I like Samba 4 except it doesn't have $RANDOM feature :)

--
davecb5620@gmail.com
it goes on to say .. by rs232 · 2009-01-19 02:24 · Score: 2, Insightful

It is not very comforting to read the following statement:

"My Russian connection has had Samba 4 running in production since last June and has discovered a few missing features. They also discovered that machines would stop working after 28 days which was something to do with password expiry."

It goes on to say:

We spent a week at Microsoft and discovered Windows would use a call with a string and fill it with random crap. Samba just sent a password of zero to the string and this is probably not the best for security! Samba now has a conversion logic that handles random characters and is then doing normal Kerberos functions on it"

--
davecb5620@gmail.com
1. Re:it goes on to say .. by Krokant · 2009-01-19 02:38 · Score: 2, Insightful
  
  Yes, so I read that they tried blank machine account passwords where Microsoft (indeed) uses a random password only known to the computer (and the hash in AD)...
  
  For more information (just some google hits):
  
  http://blogs.technet.com/asiasupp/archive/2007/01/18/typical-symptoms-when-secure-channel-is-broken.aspx
  http://technet.microsoft.com/en-us/library/cc785826.aspx
Samba and root by DragonHawk · 2009-01-19 15:15 · Score: 2, Informative

Samba runs as root for a few different reasons that I know of:
1. bind to privileged ports (1024)
2. set{e,r}{u,g}id for the user being authenticated
3. RPC-based system administration
If it was just the first, I bet it could prolly drop root soon after startup. If it was just the first and the second, it might be able to drop root after authenticating, since each connection gets its own process.
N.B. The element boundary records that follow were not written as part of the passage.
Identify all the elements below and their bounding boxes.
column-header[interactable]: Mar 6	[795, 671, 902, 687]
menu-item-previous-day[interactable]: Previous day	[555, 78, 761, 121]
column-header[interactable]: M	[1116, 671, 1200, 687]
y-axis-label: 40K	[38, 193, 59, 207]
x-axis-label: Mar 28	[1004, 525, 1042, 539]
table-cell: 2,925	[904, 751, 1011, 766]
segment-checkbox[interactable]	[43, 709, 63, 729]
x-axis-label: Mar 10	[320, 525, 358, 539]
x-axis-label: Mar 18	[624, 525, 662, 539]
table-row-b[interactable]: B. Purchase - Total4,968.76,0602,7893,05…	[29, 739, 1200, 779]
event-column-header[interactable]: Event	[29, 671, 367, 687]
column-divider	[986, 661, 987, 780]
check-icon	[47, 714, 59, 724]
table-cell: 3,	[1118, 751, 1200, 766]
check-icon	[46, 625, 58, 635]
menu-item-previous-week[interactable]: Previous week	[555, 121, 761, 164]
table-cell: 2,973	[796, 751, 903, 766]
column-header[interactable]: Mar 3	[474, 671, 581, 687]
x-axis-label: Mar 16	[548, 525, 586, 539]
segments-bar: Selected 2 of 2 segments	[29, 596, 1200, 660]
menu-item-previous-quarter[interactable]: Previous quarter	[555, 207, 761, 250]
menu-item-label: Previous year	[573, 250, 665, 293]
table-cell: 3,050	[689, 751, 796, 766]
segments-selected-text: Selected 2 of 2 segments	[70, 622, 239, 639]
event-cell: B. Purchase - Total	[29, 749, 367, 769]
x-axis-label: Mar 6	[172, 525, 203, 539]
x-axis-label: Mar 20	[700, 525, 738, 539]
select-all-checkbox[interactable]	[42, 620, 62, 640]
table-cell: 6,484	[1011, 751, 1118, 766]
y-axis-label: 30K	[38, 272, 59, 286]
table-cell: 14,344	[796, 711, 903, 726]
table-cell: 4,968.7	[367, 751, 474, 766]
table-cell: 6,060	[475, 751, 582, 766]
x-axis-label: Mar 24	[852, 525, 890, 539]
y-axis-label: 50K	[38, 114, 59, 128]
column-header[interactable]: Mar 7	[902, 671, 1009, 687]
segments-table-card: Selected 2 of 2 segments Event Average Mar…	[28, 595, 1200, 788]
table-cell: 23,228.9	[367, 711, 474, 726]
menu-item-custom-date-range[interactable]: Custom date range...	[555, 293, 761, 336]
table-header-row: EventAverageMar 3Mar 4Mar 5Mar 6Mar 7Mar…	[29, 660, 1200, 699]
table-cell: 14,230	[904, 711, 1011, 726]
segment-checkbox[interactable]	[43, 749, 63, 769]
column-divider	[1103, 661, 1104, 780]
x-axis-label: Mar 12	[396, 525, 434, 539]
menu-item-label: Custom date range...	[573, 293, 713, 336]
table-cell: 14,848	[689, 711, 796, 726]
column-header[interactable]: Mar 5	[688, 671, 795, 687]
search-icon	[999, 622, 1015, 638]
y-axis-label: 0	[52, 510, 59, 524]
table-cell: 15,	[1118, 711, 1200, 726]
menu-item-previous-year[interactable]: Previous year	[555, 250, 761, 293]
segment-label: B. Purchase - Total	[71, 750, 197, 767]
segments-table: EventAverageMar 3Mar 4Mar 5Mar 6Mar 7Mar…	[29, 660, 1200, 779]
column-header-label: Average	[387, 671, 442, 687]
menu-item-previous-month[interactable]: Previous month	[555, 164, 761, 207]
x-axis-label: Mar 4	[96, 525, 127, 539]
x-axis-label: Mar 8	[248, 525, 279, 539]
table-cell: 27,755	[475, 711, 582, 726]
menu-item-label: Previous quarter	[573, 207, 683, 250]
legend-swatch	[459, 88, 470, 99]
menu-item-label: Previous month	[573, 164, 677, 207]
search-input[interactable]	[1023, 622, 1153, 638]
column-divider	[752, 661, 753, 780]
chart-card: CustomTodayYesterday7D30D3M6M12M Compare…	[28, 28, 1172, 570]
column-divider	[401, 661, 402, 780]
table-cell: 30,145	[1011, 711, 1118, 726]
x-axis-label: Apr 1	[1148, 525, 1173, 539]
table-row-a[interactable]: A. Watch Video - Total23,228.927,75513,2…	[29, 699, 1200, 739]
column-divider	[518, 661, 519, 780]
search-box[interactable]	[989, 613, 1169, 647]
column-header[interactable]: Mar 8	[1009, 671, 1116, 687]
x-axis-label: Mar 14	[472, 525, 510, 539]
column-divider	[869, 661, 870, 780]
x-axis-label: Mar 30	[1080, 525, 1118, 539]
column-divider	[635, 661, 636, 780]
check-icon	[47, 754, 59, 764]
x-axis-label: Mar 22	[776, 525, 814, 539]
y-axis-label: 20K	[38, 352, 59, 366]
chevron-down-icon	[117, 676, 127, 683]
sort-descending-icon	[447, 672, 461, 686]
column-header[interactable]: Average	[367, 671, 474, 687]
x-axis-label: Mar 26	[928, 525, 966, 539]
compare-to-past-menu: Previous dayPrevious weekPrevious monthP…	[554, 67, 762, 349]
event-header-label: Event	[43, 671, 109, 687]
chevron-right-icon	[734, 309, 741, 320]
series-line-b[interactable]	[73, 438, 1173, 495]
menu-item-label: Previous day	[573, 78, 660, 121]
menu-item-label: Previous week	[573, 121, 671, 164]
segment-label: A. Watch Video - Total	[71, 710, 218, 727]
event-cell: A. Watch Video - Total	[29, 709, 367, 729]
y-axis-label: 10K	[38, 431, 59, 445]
Samba may already do some of this, for all I know. Alternatively, implementing this may be difficult for architectural reasons, which may or may be solvable via code restructuring.
But for the third, it has to run as root all the time. What this refers to is the ability to perform system administration tasks (like adding/changing/deleting users, groups, computers, etc.) via Microsoft's RPC mechanism. This is how Windows does this, and Samba supports quite a bit of it. Notably, if you're doing to support Windows domains on Samba, it needs to be able to create host OS (Unix) accounts for users and machines.
It's probably theoretically possible to develop some kind of frontend/backend layer for process privilage separation, but at that point, you're basically just implementing all the protocol work Samba has to do all over again, in an internal protocol. If you couldn't get it right the first time, I wouldn't expect this try to be much better.
Remember, Samba aims to be bug-for-bug compatible with Microsoft Windows, which means inheriting any brain damage present in SMB/CIFS. If you want a clean design, this is the wrong place to look.

--

dragonhawk@iname.microsoft.com
I do not like Microsoft. Remove them from my email address.